= Credit Environment India =

Credit Environment India is with Credit Information Companies Act getting passed by the Government of India in 2005, Credit Bureau formally got introduced to the country. CIBIL (Credit Information Bureau of India Limited) was established as the first credit bureau. TransUnion International Inc, one of the leading consumer credit bureaus in the world, is the major stake holder (27.5%) in CIBIL and provided the required platform to commence operations.

Today the lenders are able to take informed decisions while underwriting the credit applications. With the Reserve Bank of India (RBI) undertaking a host of measures to strengthen the credit environment, license to three other credit bureaus - Experian, Equifax and Highmark were extended and today country boast of 4 Credit Bureaus. In fact, 80% of loans sanctioned are to individuals with a credit score of 750 or above.

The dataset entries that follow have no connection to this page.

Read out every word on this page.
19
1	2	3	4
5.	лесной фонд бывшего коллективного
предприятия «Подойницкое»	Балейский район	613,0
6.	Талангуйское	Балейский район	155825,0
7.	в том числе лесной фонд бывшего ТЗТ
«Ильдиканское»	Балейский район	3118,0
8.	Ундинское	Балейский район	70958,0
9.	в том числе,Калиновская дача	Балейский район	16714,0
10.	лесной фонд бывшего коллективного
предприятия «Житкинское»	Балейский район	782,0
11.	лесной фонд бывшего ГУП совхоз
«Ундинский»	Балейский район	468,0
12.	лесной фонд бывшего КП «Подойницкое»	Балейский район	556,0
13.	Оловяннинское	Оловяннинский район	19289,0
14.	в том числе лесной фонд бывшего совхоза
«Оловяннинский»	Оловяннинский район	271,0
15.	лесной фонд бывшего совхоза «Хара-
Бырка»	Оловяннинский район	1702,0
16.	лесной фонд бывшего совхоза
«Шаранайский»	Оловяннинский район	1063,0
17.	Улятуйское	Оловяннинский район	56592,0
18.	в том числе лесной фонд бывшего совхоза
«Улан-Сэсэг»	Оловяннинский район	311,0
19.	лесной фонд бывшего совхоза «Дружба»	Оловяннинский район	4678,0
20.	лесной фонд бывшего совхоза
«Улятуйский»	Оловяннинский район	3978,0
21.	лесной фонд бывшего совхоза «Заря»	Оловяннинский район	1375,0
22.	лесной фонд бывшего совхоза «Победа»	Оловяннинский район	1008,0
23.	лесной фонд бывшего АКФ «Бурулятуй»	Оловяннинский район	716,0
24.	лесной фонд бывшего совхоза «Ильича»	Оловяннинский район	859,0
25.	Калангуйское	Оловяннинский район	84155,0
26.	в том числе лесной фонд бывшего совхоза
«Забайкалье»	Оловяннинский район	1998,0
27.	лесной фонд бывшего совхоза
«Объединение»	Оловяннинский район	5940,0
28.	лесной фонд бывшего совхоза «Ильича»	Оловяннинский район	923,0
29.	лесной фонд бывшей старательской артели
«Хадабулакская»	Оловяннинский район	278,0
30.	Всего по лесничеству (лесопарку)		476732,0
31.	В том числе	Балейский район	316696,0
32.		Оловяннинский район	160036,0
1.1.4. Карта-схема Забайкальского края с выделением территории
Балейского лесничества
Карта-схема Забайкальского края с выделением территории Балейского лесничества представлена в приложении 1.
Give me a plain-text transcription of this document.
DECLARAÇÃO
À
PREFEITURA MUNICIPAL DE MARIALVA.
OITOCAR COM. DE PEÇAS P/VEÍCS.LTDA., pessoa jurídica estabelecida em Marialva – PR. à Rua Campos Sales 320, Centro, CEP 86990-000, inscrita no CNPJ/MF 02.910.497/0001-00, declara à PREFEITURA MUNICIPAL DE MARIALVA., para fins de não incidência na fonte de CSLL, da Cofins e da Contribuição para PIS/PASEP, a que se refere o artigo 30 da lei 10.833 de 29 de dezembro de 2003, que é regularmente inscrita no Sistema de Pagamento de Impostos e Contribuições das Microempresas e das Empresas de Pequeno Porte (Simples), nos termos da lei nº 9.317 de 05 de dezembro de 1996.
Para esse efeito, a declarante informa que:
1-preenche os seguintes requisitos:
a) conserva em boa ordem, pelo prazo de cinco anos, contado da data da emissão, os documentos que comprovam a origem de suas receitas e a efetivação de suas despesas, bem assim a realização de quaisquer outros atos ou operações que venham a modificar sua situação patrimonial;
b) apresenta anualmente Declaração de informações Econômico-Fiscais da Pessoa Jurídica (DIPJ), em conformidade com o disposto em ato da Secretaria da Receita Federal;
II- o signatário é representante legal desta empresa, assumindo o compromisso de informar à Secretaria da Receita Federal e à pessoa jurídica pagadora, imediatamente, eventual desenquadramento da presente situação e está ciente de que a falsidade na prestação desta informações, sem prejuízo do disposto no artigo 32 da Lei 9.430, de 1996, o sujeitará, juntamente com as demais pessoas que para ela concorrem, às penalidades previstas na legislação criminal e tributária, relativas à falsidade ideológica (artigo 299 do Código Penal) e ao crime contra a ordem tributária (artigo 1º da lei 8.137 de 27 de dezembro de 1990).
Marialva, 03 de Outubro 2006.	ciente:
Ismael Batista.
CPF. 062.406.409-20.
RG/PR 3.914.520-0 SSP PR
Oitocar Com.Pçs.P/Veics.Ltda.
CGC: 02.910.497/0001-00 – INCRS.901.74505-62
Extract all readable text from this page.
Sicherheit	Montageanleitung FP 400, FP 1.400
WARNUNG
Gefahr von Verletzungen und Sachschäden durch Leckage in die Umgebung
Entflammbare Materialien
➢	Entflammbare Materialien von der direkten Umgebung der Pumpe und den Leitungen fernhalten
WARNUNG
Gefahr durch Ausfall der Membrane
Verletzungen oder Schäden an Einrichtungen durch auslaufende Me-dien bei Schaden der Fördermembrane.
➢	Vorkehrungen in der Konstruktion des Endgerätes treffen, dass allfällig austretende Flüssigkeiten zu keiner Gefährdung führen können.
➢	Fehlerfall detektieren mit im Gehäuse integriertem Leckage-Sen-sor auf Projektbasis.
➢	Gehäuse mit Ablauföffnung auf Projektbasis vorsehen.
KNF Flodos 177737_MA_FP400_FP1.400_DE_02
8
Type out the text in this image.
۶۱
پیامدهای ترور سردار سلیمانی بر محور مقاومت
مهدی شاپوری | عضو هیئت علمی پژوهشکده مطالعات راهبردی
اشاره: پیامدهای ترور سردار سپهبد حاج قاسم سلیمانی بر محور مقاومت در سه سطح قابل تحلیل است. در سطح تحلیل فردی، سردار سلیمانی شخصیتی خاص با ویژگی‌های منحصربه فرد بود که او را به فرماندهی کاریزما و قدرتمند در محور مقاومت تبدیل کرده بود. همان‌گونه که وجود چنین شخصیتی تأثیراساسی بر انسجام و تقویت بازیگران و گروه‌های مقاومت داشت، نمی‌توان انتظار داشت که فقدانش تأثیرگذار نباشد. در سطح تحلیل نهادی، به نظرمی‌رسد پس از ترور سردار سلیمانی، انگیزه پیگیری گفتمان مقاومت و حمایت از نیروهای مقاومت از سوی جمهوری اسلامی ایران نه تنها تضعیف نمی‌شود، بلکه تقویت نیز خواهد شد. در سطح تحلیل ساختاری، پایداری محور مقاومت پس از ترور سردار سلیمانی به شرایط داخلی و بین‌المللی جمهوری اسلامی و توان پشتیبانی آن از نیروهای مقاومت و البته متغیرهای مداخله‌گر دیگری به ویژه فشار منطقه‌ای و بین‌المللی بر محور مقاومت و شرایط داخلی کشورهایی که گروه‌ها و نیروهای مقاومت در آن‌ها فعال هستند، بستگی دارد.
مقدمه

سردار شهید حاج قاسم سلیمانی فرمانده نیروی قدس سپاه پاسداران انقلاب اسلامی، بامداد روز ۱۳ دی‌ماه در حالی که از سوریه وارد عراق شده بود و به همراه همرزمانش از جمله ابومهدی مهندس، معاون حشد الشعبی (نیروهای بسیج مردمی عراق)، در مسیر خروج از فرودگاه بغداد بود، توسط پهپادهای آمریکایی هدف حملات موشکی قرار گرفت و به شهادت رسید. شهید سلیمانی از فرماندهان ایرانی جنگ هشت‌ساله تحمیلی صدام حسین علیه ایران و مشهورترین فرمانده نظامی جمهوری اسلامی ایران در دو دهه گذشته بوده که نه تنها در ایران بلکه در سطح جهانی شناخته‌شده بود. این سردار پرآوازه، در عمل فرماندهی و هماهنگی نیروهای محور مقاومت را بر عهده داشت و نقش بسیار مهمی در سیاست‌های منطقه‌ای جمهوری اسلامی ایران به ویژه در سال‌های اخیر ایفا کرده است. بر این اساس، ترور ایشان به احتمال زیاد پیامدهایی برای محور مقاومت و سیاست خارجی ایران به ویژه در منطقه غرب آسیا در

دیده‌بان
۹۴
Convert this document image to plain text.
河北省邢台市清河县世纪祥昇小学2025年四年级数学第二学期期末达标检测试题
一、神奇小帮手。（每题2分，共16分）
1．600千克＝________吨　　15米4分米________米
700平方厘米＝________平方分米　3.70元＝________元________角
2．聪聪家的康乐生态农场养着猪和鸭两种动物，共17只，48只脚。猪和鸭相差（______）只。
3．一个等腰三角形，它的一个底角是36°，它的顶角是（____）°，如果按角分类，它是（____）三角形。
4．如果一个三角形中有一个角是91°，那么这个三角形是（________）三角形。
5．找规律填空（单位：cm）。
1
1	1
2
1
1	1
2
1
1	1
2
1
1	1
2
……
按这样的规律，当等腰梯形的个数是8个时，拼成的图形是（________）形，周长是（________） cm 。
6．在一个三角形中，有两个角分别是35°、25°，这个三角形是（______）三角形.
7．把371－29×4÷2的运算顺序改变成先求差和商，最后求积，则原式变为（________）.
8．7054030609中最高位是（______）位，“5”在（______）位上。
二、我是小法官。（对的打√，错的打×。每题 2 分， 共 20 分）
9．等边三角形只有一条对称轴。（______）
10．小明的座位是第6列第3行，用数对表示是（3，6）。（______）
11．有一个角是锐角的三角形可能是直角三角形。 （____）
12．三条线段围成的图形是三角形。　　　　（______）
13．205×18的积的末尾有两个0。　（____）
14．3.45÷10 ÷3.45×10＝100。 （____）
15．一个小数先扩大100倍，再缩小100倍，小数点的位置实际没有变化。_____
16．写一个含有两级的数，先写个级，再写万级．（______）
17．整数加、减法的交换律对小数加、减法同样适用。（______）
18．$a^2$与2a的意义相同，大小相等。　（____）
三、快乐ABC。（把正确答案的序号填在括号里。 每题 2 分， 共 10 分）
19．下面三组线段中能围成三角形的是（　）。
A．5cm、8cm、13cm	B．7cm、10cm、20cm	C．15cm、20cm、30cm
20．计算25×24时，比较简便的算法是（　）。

With over 150 Mio individuals’ data on these bureaus, it accounts for almost 25% of India's working population (taking factor into account that 50% of population is below 25) and is a milestone achievement considering only 7 years of operations for these bureaus.

Reserve Bank of India has continued to take necessary steps for strengthening the credit environment in India and the awareness about the importance of credit score has increased multi fold. With employers, prospect marriage match, property owners, schools etc. have started asking for the individuals to share their Credit score prior to decision is made. With risk based pricing in offing, the individuals with better credit score shall get rewarded and will not be required to subsidize the interest rates for defaulters. This has in fact led to establishment of credit repair business in India.

The credit environment is further going to strengthen with the telecom and insurance sector sharing the data of their customers with the credit bureaus and shall also increase the number of individuals’ records on the bureaus.

The country can expect a far transparent and robust credit mechanism and times to come and shall be instrumental in improvement of credit environment in India in short term.